Shyne Coldchain II
Primed for the spotlight, Vince Staples benefits from strong connections, raw talent and poignant social commentary with the edgy "Shyne Coldchain 2."
Routinely battling odds, Vince Staples has sought escape from the trappings of endangered youth in Long Beach while coming into his own from under the shadow of his friendly competitor Earl Sweatshirt. Though the two share creative chemistry, their back-stories diverge as Odd Future’s scary imagery never matched most of their amicable realities. In contrast, Vince’s Rap pursuits detour from acquaintances and relatives who wound up imprisoned or in early graves, leaving him no choice but to carry on their legacies. A continual testament to his foresight, Shyne Coldchain 2 is his fourth mixtape in as many years, as his career has finally begun gaining traction.
Hardly one to fit in easily (thus rumored to still be on shaky ground with factions of the OF collective) Vince Staples’ primary disposition is one of cynicism towards Hip Hop and society in general. Thankfully, savvy business moves have helped him get ahead in the race while keeping his work free from compromise thus far. Out the gate taking no prisoners, Staples lets his stream of consciousness loose proclaiming, “Obama’s just a house nigga to me” on the ominous first track “Progressive 3.” Proceeding to lash out further, he starts his second verse, “Just sit and look at where they raised us at, seen blacks ain’t crack, so they gave us that / Give us hope then take us back, to the 1800s with these Rap contracts.” These sharp couplets explore the double-edged sword of progress that awaits naïve upstarts—a trap Vince has so far been adept at dodging.

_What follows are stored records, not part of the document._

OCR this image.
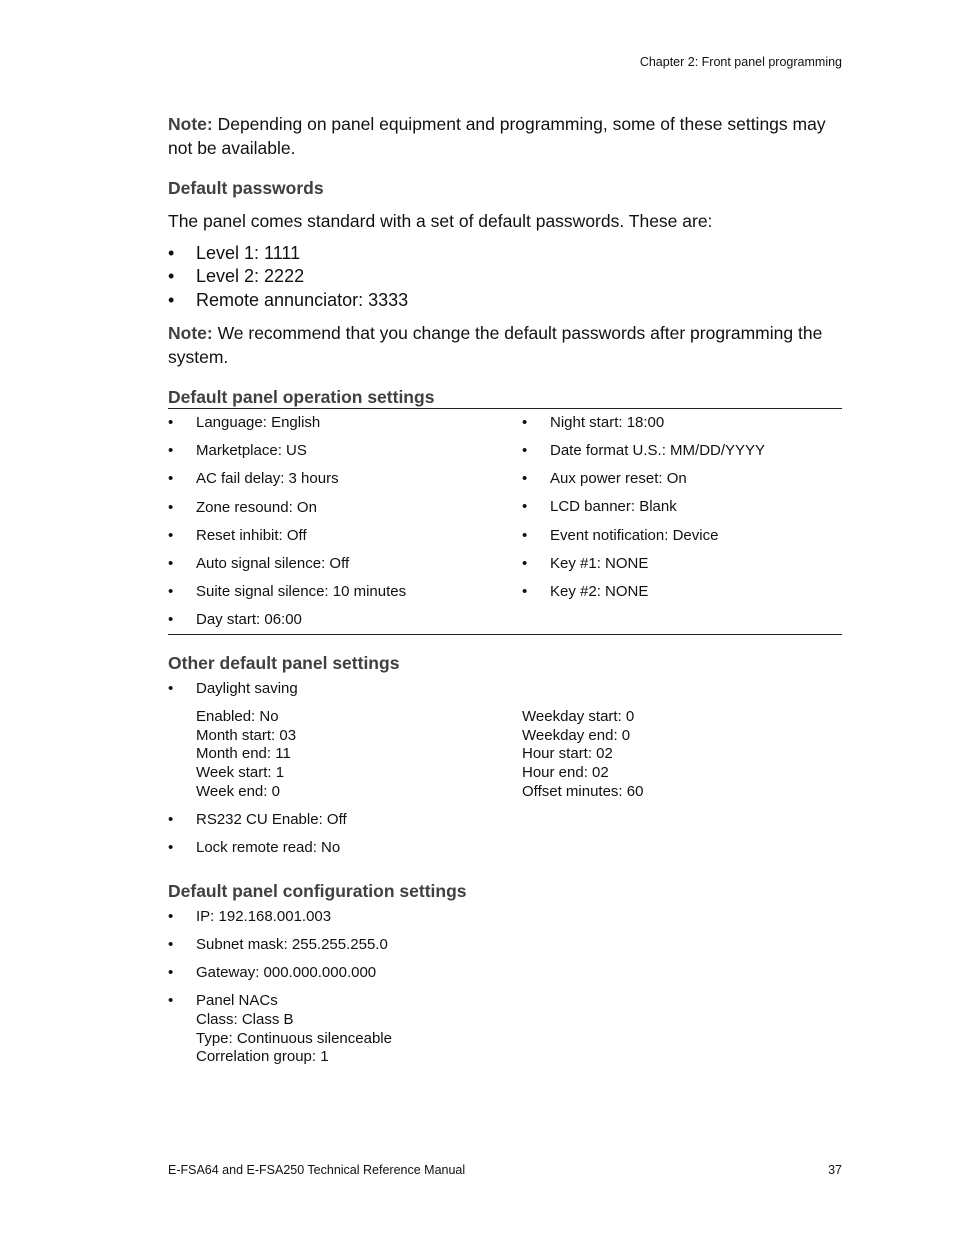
Chapter 2: Front panel programming
Note: Depending on panel equipment and programming, some of these settings may not be available.
Default passwords
The panel comes standard with a set of default passwords. These are:
• Level 1: 1111
• Level 2: 2222
• Remote annunciator: 3333
Note: We recommend that you change the default passwords after programming the system.
Default panel operation settings
• Language: English
• Marketplace: US
• AC fail delay: 3 hours
• Zone resound: On
• Reset inhibit: Off
• Auto signal silence: Off
• Suite signal silence: 10 minutes
• Day start: 06:00
• Night start: 18:00
• Date format U.S.: MM/DD/YYYY
• Aux power reset: On
• LCD banner: Blank
• Event notification: Device
• Key #1: NONE
• Key #2: NONE
Other default panel settings
• Daylight saving
Enabled: No
Month start: 03
Month end: 11
Week start: 1
Week end: 0
Weekday start: 0
Weekday end: 0
Hour start: 02
Hour end: 02
Offset minutes: 60
• RS232 CU Enable: Off
• Lock remote read: No
Default panel configuration settings
• IP: 192.168.001.003
• Subnet mask: 255.255.255.0
• Gateway: 000.000.000.000
• Panel NACs
Class: Class B
Type: Continuous silenceable
Correlation group: 1
E-FSA64 and E-FSA250 Technical Reference Manual	37
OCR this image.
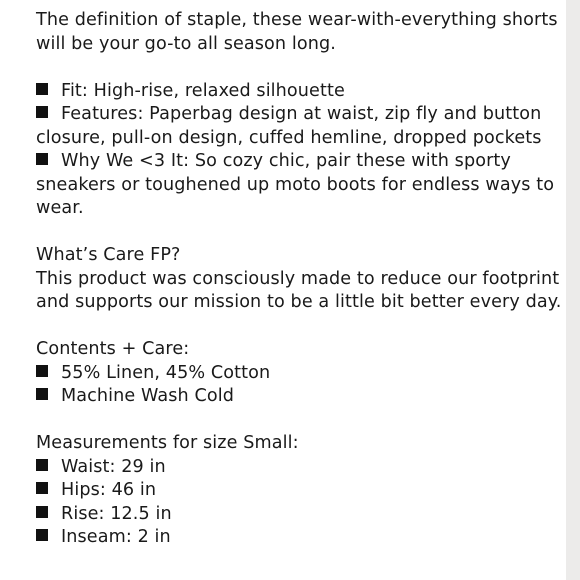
The definition of staple, these wear-with-everything shorts will be your go-to all season long.

Fit: High-rise, relaxed silhouette

Features: Paperbag design at waist, zip fly and button closure, pull-on design, cuffed hemline, dropped pockets

Why We <3 It: So cozy chic, pair these with sporty sneakers or toughened up moto boots for endless ways to wear.

What’s Care FP?

This product was consciously made to reduce our footprint and supports our mission to be a little bit better every day.

Contents + Care:

55% Linen, 45% Cotton

Machine Wash Cold

Measurements for size Small:

Waist: 29 in

Hips: 46 in

Rise: 12.5 in

Inseam: 2 in
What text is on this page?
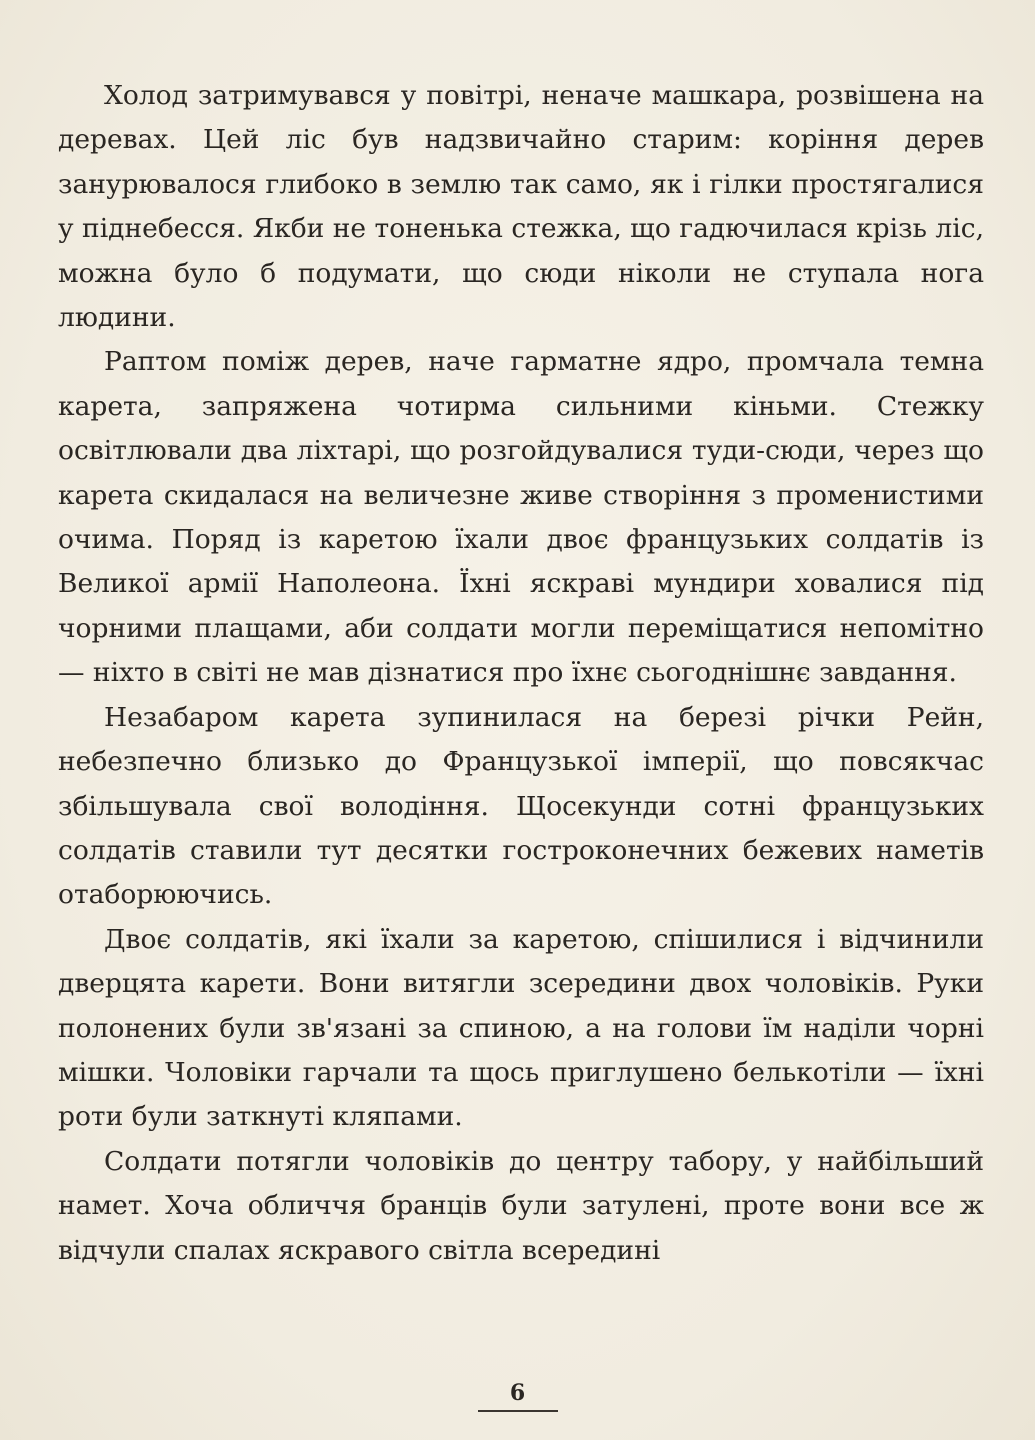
Холод затримувався у повітрі, неначе машкара, розвішена на деревах. Цей ліс був надзвичайно старим: коріння дерев занурювалося глибоко в землю так само, як і гілки простягалися у піднебесся. Якби не тоненька стежка, що гадючилася крізь ліс, можна було б подумати, що сюди ніколи не ступала нога людини.

Раптом поміж дерев, наче гарматне ядро, промчала темна карета, запряжена чотирма сильними кіньми. Стежку освітлювали два ліхтарі, що розгойдувалися туди-сюди, через що карета скидалася на величезне живе створіння з променистими очима. Поряд із каретою їхали двоє французьких солдатів із Великої армії Наполеона. Їхні яскраві мундири ховалися під чорними плащами, аби солдати могли переміщатися непомітно — ніхто в світі не мав дізнатися про їхнє сьогоднішнє завдання.

Незабаром карета зупинилася на березі річки Рейн, небезпечно близько до Французької імперії, що повсякчас збільшувала свої володіння. Щосекунди сотні французьких солдатів ставили тут десятки гостроконечних бежевих наметів отаборюючись.

Двоє солдатів, які їхали за каретою, спішилися і відчинили дверцята карети. Вони витягли зсередини двох чоловіків. Руки полонених були зв'язані за спиною, а на голови їм наділи чорні мішки. Чоловіки гарчали та щось приглушено белькотіли — їхні роти були заткнуті кляпами.

Солдати потягли чоловіків до центру табору, у найбільший намет. Хоча обличчя бранців були затулені, проте вони все ж відчули спалах яскравого світла всередині

6
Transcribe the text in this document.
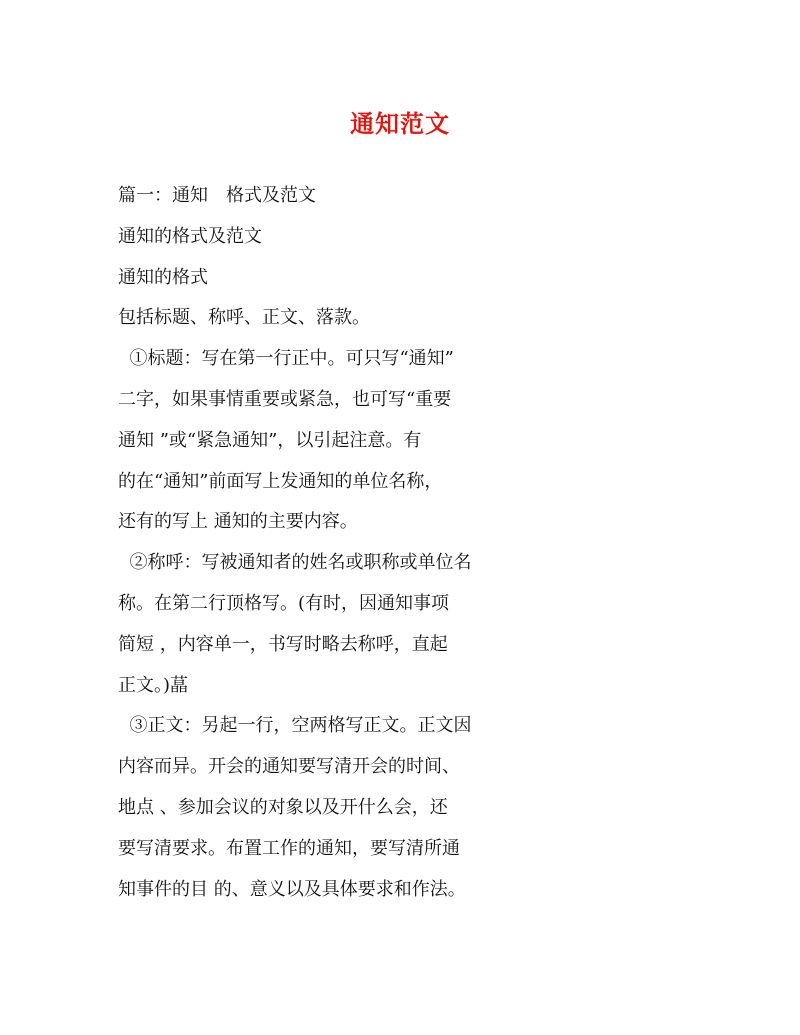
通知范文
篇一：通知　格式及范文
通知的格式及范文
通知的格式
包括标题、称呼、正文、落款。
①标题：写在第一行正中。可只写“通知”
二字，如果事情重要或紧急，也可写“重要
通知 ”或“紧急通知”，以引起注意。有
的在“通知”前面写上发通知的单位名称，
还有的写上 通知的主要内容。
②称呼：写被通知者的姓名或职称或单位名
称。在第二行顶格写。(有时，因通知事项
简短 ，内容单一，书写时略去称呼，直起
正文。)蕌
③正文：另起一行，空两格写正文。正文因
内容而异。开会的通知要写清开会的时间、
地点 、参加会议的对象以及开什么会，还
要写清要求。布置工作的通知，要写清所通
知事件的目 的、意义以及具体要求和作法。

Clocking in at 29 minutes, Vince Staples takes advantage of each introspective and grim moment on Shyne Coldchain 2. While he has mastered the techniques of potent flow and delivery, multiple listens are required to grasp the lessons and wisdom in the brief project’s 10 songs. “Oh You Scared” is a highlight where the normally sweet temptress Jhene Aiko teasingly accentuates Vince’s malicious performance—their conflicting values making for one of his most professionally polished records to date. Having graduated to the big leagues, the abrasive “Humble” makes it clear he’s earned his spot as its hook barks, “I deserve this shit / I’m from the side of the curb where the birds get flipped.” In vivid detail the still adolescent emcee discusses dropping out of high school to cause mischief, putting good use to witty visuals such as, “Ski maskin’, but niggas wasn’t going to Aspen.” Shortly thereafter, he tries to explain his heartless position to his mom, hoping all will be forgiven if he makes it rapping. Where it would seem he’s ice cold, he shows glimpses of sincerity here and on “Earth Science,” an open letter to an estranged flame, proving warmth lies beneath his surface.
Without an overt attempt at reaching the radio, Shyne Coldchain 2 catches the world off guard, reminding of a time when lyrics and genuine stories were all it took to be received favorably. Rather than promoting violence as a worthwhile resolution, Vince Staples’ hazardous conditions knew little alternative until Rap came along. His biggest challenge will be reeling in new fans accustomed to being spoon fed simplicity, as the murky “Trunk Rattle” risks going over heads. Setting a dismal depiction of his family’s criminal background, “back when Common had you trying to read Korans and go to college” comparing their plight to those who were afforded better experiences. Calling his affiliates “the pride of [Crip gang founder] Raymond Washington” on “Locked And Loaded”, the KKK’s onslaught as an analogy for modern urban genocide is yet another example of Vince’s poetic brilliance.
Vince Staples is a pleasant anomaly to a Rap game often watered down by acts seeking attention for everything except quality music. Full of slappers from relevant producer turned Def Jam higher up No I.D., Shyne Coldchain 2 serves as an appetizer prepping for an anticipated retail album from Staples on the powerhouse label. With the machine behind him, he tells the all too familiar tale of determination to get out of the hood instead of surviving in it. Despite his limited perspective, it manages to excite due to a varying degree of tempos along with a lack of artistic sacrifice. Since making peace with his troubled days, Vince Staples has figured out his path and leapfrogged the pack, this release sure to accelerate his steadily rising status.